DCmud: "College Main Street" for Catholic University Breaks Ground
November 09, 2011
The Bozzuto Group and Abdo Development broke ground today on the joint $200-million development "Monroe Street Market," an undertaking that will create a 9-acre, mixed-use village surrounding a new "college main street" to serve Catholic University of America (CUA) in Brookland.
By offering the South Campus land for development, CUA "did the opposite of what many universities do, and put the land [five city blocks] back into the city's tax base" said Jim Abdo, who was exuberant that the project is moving from "vision and concept to actual reality" and is now embarking on three years of construction; the first phase, by Bozzuto Construction, includes 562 residential units, aiming to deliver in mid 2013.
In May of 2008, Abdo beat out tens of competitors including EYA, Monument Realty and Trammell Crow for the right to purchase the South Campus from CUA, and subsequently turn the land - a collection of empty lots and old dormitories - into university-serving amenities and housing.
The $200-million project is receiving "no public subsidy of any kind," Abdo confirmed in his speech, which was followed by Tom Bozzuto, who expressed gratitude to "the vision of Pritzker [to invest in the project]... when virtually no other investors in 2008/2009 would [offer financing]." Fully entitled before the fall of 2008, developers relied on confidence from "alliances and great partnerships" to escape being sidelined completely by the great recession.

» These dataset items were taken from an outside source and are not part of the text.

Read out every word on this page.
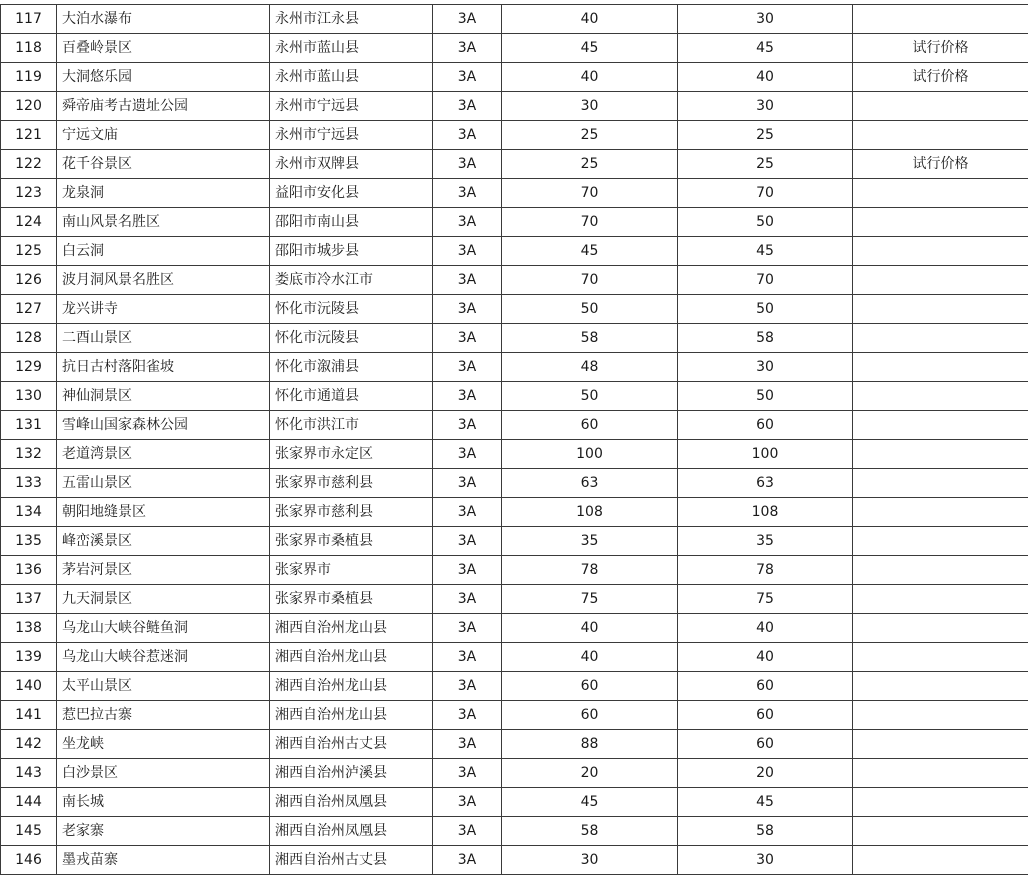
117	大泊水瀑布	永州市江永县	3A	40	30	
118	百叠岭景区	永州市蓝山县	3A	45	45	试行价格
119	大洞悠乐园	永州市蓝山县	3A	40	40	试行价格
120	舜帝庙考古遗址公园	永州市宁远县	3A	30	30	
121	宁远文庙	永州市宁远县	3A	25	25	
122	花千谷景区	永州市双牌县	3A	25	25	试行价格
123	龙泉洞	益阳市安化县	3A	70	70	
124	南山风景名胜区	邵阳市南山县	3A	70	50	
125	白云洞	邵阳市城步县	3A	45	45	
126	波月洞风景名胜区	娄底市冷水江市	3A	70	70	
127	龙兴讲寺	怀化市沅陵县	3A	50	50	
128	二酉山景区	怀化市沅陵县	3A	58	58	
129	抗日古村落阳雀坡	怀化市溆浦县	3A	48	30	
130	神仙洞景区	怀化市通道县	3A	50	50	
131	雪峰山国家森林公园	怀化市洪江市	3A	60	60	
132	老道湾景区	张家界市永定区	3A	100	100	
133	五雷山景区	张家界市慈利县	3A	63	63	
134	朝阳地缝景区	张家界市慈利县	3A	108	108	
135	峰峦溪景区	张家界市桑植县	3A	35	35	
136	茅岩河景区	张家界市	3A	78	78	
137	九天洞景区	张家界市桑植县	3A	75	75	
138	乌龙山大峡谷鲢鱼洞	湘西自治州龙山县	3A	40	40	
139	乌龙山大峡谷惹迷洞	湘西自治州龙山县	3A	40	40	
140	太平山景区	湘西自治州龙山县	3A	60	60	
141	惹巴拉古寨	湘西自治州龙山县	3A	60	60	
142	坐龙峡	湘西自治州古丈县	3A	88	60	
143	白沙景区	湘西自治州泸溪县	3A	20	20	
144	南长城	湘西自治州凤凰县	3A	45	45	
145	老家寨	湘西自治州凤凰县	3A	58	58	
146	墨戎苗寨	湘西自治州古丈县	3A	30	30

In the summer of 2010, Bozzuto and Chicago-based Pritzker Realty Group (which controls the non-hotel real estate holdings of the Hyatt hotel founders, the Pritzker family) announced a $75-million joint investment fund in multifamily housing, and then revealed that a significant portion of that fund was being invested in Abdo's plans to develop Catholic University's South Campus.
Bozzuto added, "In September of 2008, when the world was crashing around us...the bankers at Bank of America stood ground with us." Bank of America was also in attendance at the ceremony today.
Architects at Torti Gallas (responsible for land-use planning and a portion of design), Maurice Walters, and KTGY have combined the collegiate Gothic look of the century-old CUA with the Brookland neighborhood's arts and crafts style.
Of the location, lay-out and design, CUA President John Garvey said, "[The development] will increase the safety of the neighborhood and improve the aesthetics of the area."
Monroe Street, from Michigan Avenue to the Monroe Street Bridge, will be turned into a main drag and will be "the backbone" of the development. At the Michigan Avenue end will be a 1,000-s.f. public square with central fountain and a 70' clock tower.
The entire development includes over 900,000 s.f. of gross floor area and will be constructed in phases. In all, there will be 718 residential units (8-percent, or 63,000 s.f., will be affordable at 80-percent of AMI) both apartments and condos, 45 single-family townhomes (three of the 21-unit string on Kearny Street will be affordable at 80-percent of AMI), 83,000 s.f. of retail space, 15,000 s.f. of artist space (27 studios), a 3,000-s.f. community arts center and 850 below-grade parking spaces.
An "Arts Walk," along 8th Street between Michigan Ave and Monroe St, will be a pedestrian- only corridor flanked by two 5-story buildings that will provide 27 ground-floor artist studios (at below-market rent) and 13,500-s.f. of retail at the southern ends along Monroe Street. The top four floors of the buildings will contain 152 residential units.
Along 8th Street, south of Monroe Street, are numerous industrial and arts uses, including Brookland Artspace Lofts, and Dance Place. The site is adjacent to the Red Line Brookland/CUA Metro stop, making it a "transit-oriented development."
The Monroe Street Market development will also improve the intersections of Michigan Avenue at Monroe Street and 7th Street, as well as complete the Metropolitan Branch Trail along the Metro Track, and add "aesthetic improvements" to the Monroe Street Bridge.
The Zoning Commission approved the development's plan in December of 2009, after Abdo was selected as the developer in 2008, six years after Catholic University set down in its 2002 Campus Plan that the South Campus area should be "phased out as a student housing area, and reserved for cooperative ventures between the University and other appropriate organizations.”
Asadoorian Retail Solutions of Georgetown will bring in retailers, much of it purported to be "student-oriented," such as coffee shops, pubs, book shops, and bike shops - an "eclectic mix," promises developers.